La Asl Roma 5 sborsa 100 mila euro: gli atti trasmessi alla Corte dei Conti

L’intervento era stato eseguito tutt’altro che a regola d’arte e poco tempo dopo il paziente era deceduto.

A distanza di 16 anni dal trattamento chirurgico errato la Asl Roma 5 di Tivoli risarcisce gli eredi di un paziente dell’ospedale “Santissimo Gonfalone” di Monterotondo.

Lo stabilisce la delibera numero 193 – CLICCA E LEGGI LA DELIBERA – firmata oggi, venerdì 30 gennaio, dal Direttore Generale dell’Azienda Sanitaria Locale Silvia Cavalli.

Con l’atto viene liquidata la somma complessiva di 100 mila euro ad un paziente che il 18 novembre del 2009 era stato sottoposto ad un intervento chirurgico presso il nosocomio eretino.

Resosi conto dell’errore medico (non specificato nella delibera numero 193), il primo ottobre 2012 il paziente presentò alla Asl Roma 5 richiesta di risarcimento danni e la pratica fu inviata alla “Am Trust Assicurazioni Spa”, la Compagnia con la quale l’Azienda ha una polizza per la responsabilità civile verso terzi e per prestatori d’opera.

Dalla delibera numero 193 emerge che il 20 novembre 2015 gli eredi del paziente notificarono alla Asl la convocazione per la mediazione definita con un verbale negativo.

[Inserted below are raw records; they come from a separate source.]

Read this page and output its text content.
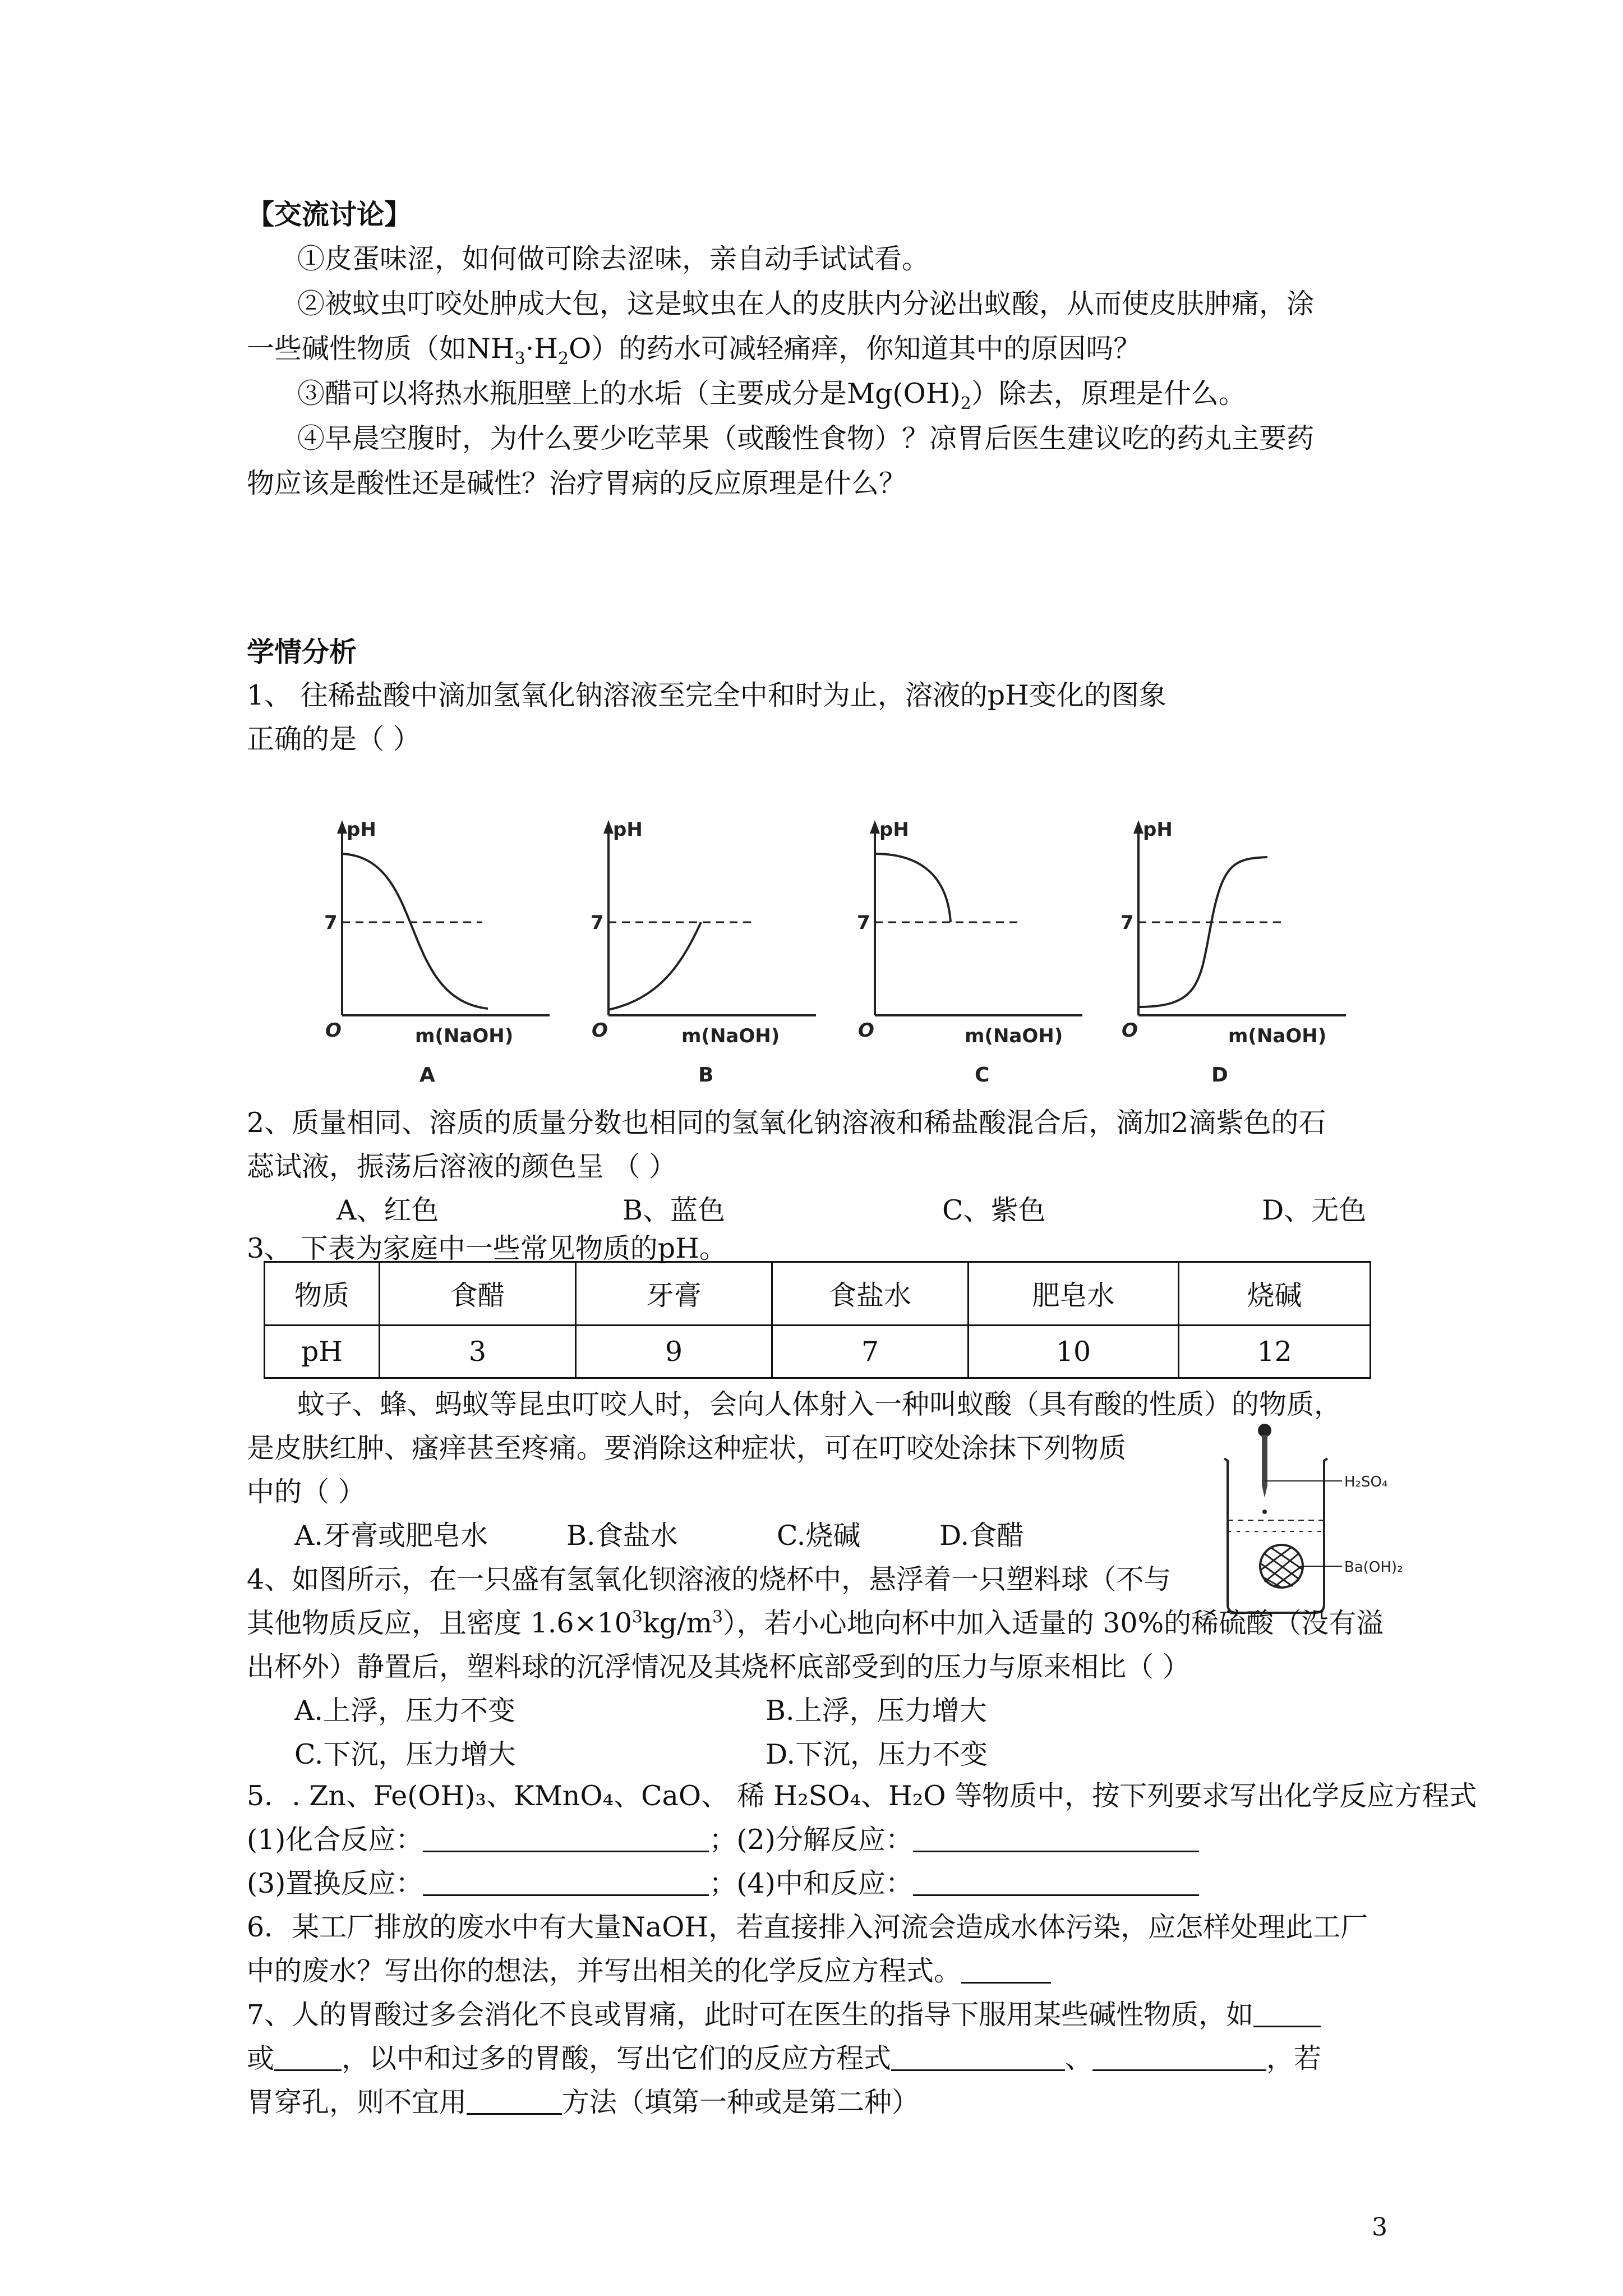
【交流讨论】
①皮蛋味涩，如何做可除去涩味，亲自动手试试看。
②被蚊虫叮咬处肿成大包，这是蚊虫在人的皮肤内分泌出蚁酸，从而使皮肤肿痛，涂
一些碱性物质（如$NH_3\cdot H_2O$）的药水可减轻痛痒，你知道其中的原因吗？
③醋可以将热水瓶胆壁上的水垢（主要成分是$Mg(OH)_2$）除去，原理是什么。
④早晨空腹时，为什么要少吃苹果（或酸性食物）？凉胃后医生建议吃的药丸主要药
物应该是酸性还是碱性？治疗胃病的反应原理是什么？
学情分析
1、 往稀盐酸中滴加氢氧化钠溶液至完全中和时为止，溶液的pH变化的图象
正确的是（ ）
pH
7
O	m(NaOH)
A
pH
7
O	m(NaOH)
B
pH
7
O	m(NaOH)
C
pH
7
O	m(NaOH)
D
2、质量相同、溶质的质量分数也相同的氢氧化钠溶液和稀盐酸混合后，滴加2滴紫色的石
蕊试液，振荡后溶液的颜色呈 （ ）
A、红色	B、蓝色	C、紫色	D、无色
3、 下表为家庭中一些常见物质的pH。
物质	食醋	牙膏	食盐水	肥皂水	烧碱
pH	3	9	7	10	12
蚊子、蜂、蚂蚁等昆虫叮咬人时，会向人体射入一种叫蚁酸（具有酸的性质）的物质，
是皮肤红肿、瘙痒甚至疼痛。要消除这种症状，可在叮咬处涂抹下列物质
中的（ ）
A.牙膏或肥皂水	B.食盐水	C.烧碱	D.食醋
H₂SO₄
Ba(OH)₂
4、如图所示，在一只盛有氢氧化钡溶液的烧杯中，悬浮着一只塑料球（不与
其他物质反应，且密度 $1.6\times 10^3kg/m^3$），若小心地向杯中加入适量的 30%的稀硫酸（没有溢
出杯外）静置后，塑料球的沉浮情况及其烧杯底部受到的压力与原来相比（ ）
A.上浮，压力不变	B.上浮，压力增大
C.下沉，压力增大	D.下沉，压力不变
5．. Zn、Fe(OH)₃、KMnO₄、CaO、 稀 H₂SO₄、H₂O 等物质中，按下列要求写出化学反应方程式
(1)化合反应：	；(2)分解反应：
(3)置换反应：	；(4)中和反应：
6．某工厂排放的废水中有大量NaOH，若直接排入河流会造成水体污染，应怎样处理此工厂
中的废水？写出你的想法，并写出相关的化学反应方程式。
7、人的胃酸过多会消化不良或胃痛，此时可在医生的指导下服用某些碱性物质，如
或 ，以中和过多的胃酸，写出它们的反应方程式	、	，若
胃穿孔，则不宜用	方法（填第一种或是第二种）
3
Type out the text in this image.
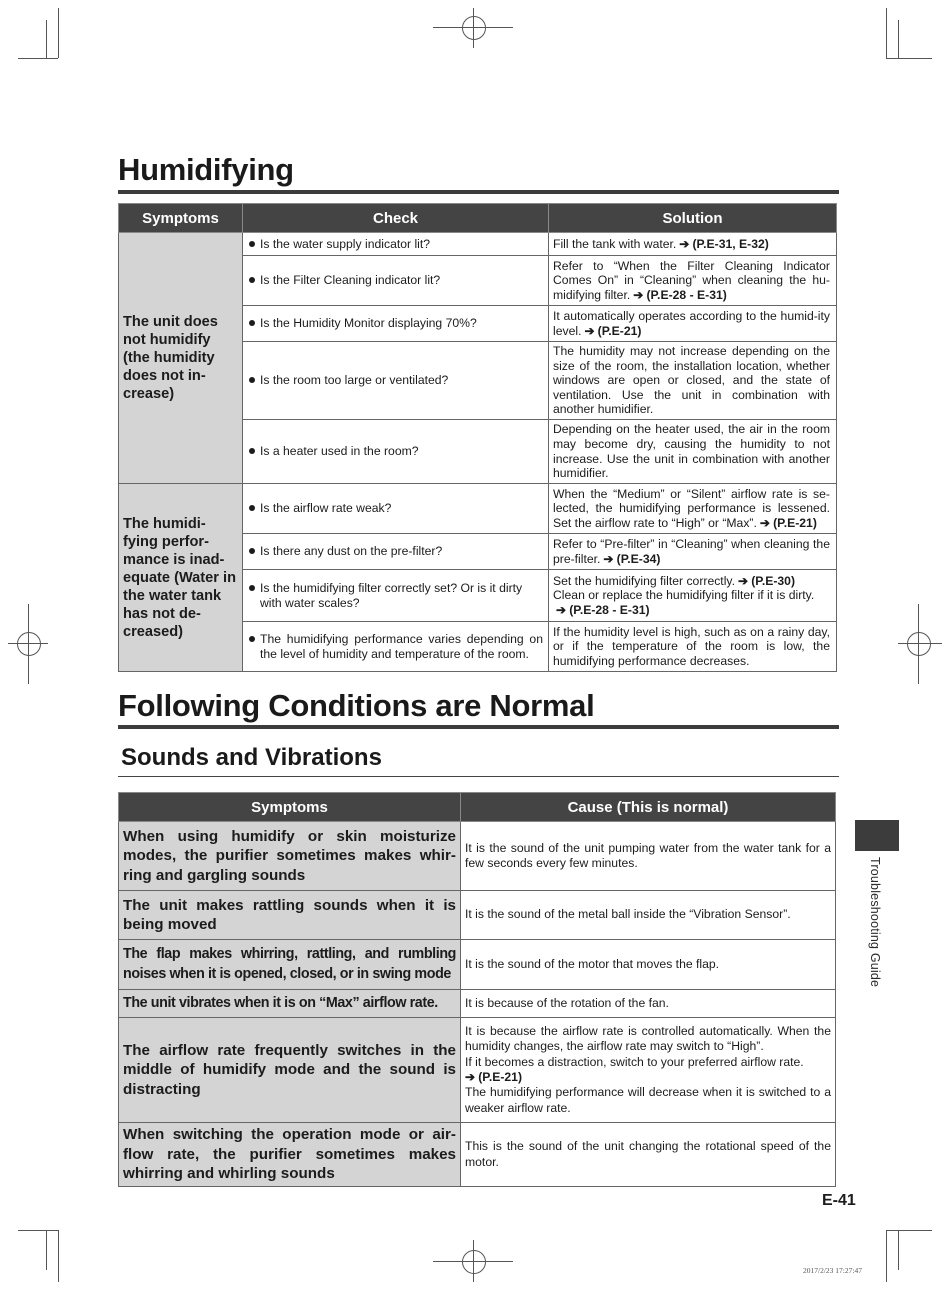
Humidifying
Symptoms	Check	Solution
The unit does not humidify (the humidity does not in-crease)	Is the water supply indicator lit?	Fill the tank with water. ➔ (P.E-31, E-32)
	Is the Filter Cleaning indicator lit?	Refer to “When the Filter Cleaning Indicator Comes On” in “Cleaning” when cleaning the hu-midifying filter. ➔ (P.E-28 - E-31)
	Is the Humidity Monitor displaying 70%?	It automatically operates according to the humid-ity level. ➔ (P.E-21)
	Is the room too large or ventilated?	The humidity may not increase depending on the size of the room, the installation location, whether windows are open or closed, and the state of ventilation. Use the unit in combination with another humidifier.
	Is a heater used in the room?	Depending on the heater used, the air in the room may become dry, causing the humidity to not increase. Use the unit in combination with another humidifier.
The humidi-fying perfor-mance is inad-equate (Water in the water tank has not de-creased)	Is the airflow rate weak?	When the “Medium” or “Silent” airflow rate is se-lected, the humidifying performance is lessened. Set the airflow rate to “High” or “Max”. ➔ (P.E-21)
	Is there any dust on the pre-filter?	Refer to “Pre-filter” in “Cleaning” when cleaning the pre-filter. ➔ (P.E-34)

	Is the humidifying filter correctly set? Or is it dirty with water scales?	Set the humidifying filter correctly. ➔ (P.E-30)
Clean or replace the humidifying filter if it is dirty.
➔ (P.E-28 - E-31)

	The humidifying performance varies depending on the level of humidity and temperature of the room.	If the humidity level is high, such as on a rainy day, or if the temperature of the room is low, the humidifying performance decreases.
Following Conditions are Normal
Sounds and Vibrations
Symptoms	Cause (This is normal)
When using humidify or skin moisturize modes, the purifier sometimes makes whir-ring and gargling sounds	It is the sound of the unit pumping water from the water tank for a few seconds every few minutes.
The unit makes rattling sounds when it is being moved	It is the sound of the metal ball inside the “Vibration Sensor”.
The flap makes whirring, rattling, and rumbling noises when it is opened, closed, or in swing mode	It is the sound of the motor that moves the flap.
The unit vibrates when it is on “Max” airflow rate.	It is because of the rotation of the fan.
The airflow rate frequently switches in the middle of humidify mode and the sound is distracting	It is because the airflow rate is controlled automatically. When the humidity changes, the airflow rate may switch to “High”.
If it becomes a distraction, switch to your preferred airflow rate.
➔ (P.E-21)
The humidifying performance will decrease when it is switched to a weaker airflow rate.
When switching the operation mode or air-flow rate, the purifier sometimes makes whirring and whirling sounds	This is the sound of the unit changing the rotational speed of the motor.
Troubleshooting Guide
E-41
2017/2/23 17:27:47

A quel punto, il 3 gennaio 2018 i familiari della vittima hanno citato in giudizio sia la Asl che i sanitari coinvolti davanti al Tribunale di Roma il quale con la sentenza numero 3956/2025 ha accolto parzialmente la domanda di risarcimento danni per responsabilità sanitaria e ha condannato tutti in solido.

Per la Azienda Sanitaria il Tribunale ha disposto il pagamento del 20% dell’importo complessivo dei danni.

Nel frattempo un medico condannato ha proposto ricorso in Corte d’Appello, la quale ha sospeso l’efficacia della sentenza numero 3956/2025 nei limiti del 50%.

Il 3 luglio 2024 la pratica è stata trattata dal Comitato Aziendale di Valutazione Sinistri, l’organismo collegiale e multidisciplinare che valuta i sinistri (responsabilità medica/sanitaria) e gestisce il rischio assicurativo.

Il Comitato deve essersi reso reso conto che i medici hanno sbagliato, per questo ha espresso parere favorevole alla messa a disposizione della franchigia frontale pari a 100 mila euro a tacitazione definitiva di ogni pretesa.

Nella delibera numero 193 viene evidenziato che la somma di 100 mila euro risulta comunque inferiore all’importo posto a carico dell’Ente dalla sentenza 3956/2025 del Tribunale di Roma nonché alla parziale sospensione dell’efficacia della decisione nell’ambito dell’appello pendente avanti alla Corte di Appello di Roma.

La delibera verrà trasmessa alla Procura Regionale della Corte dei Conti.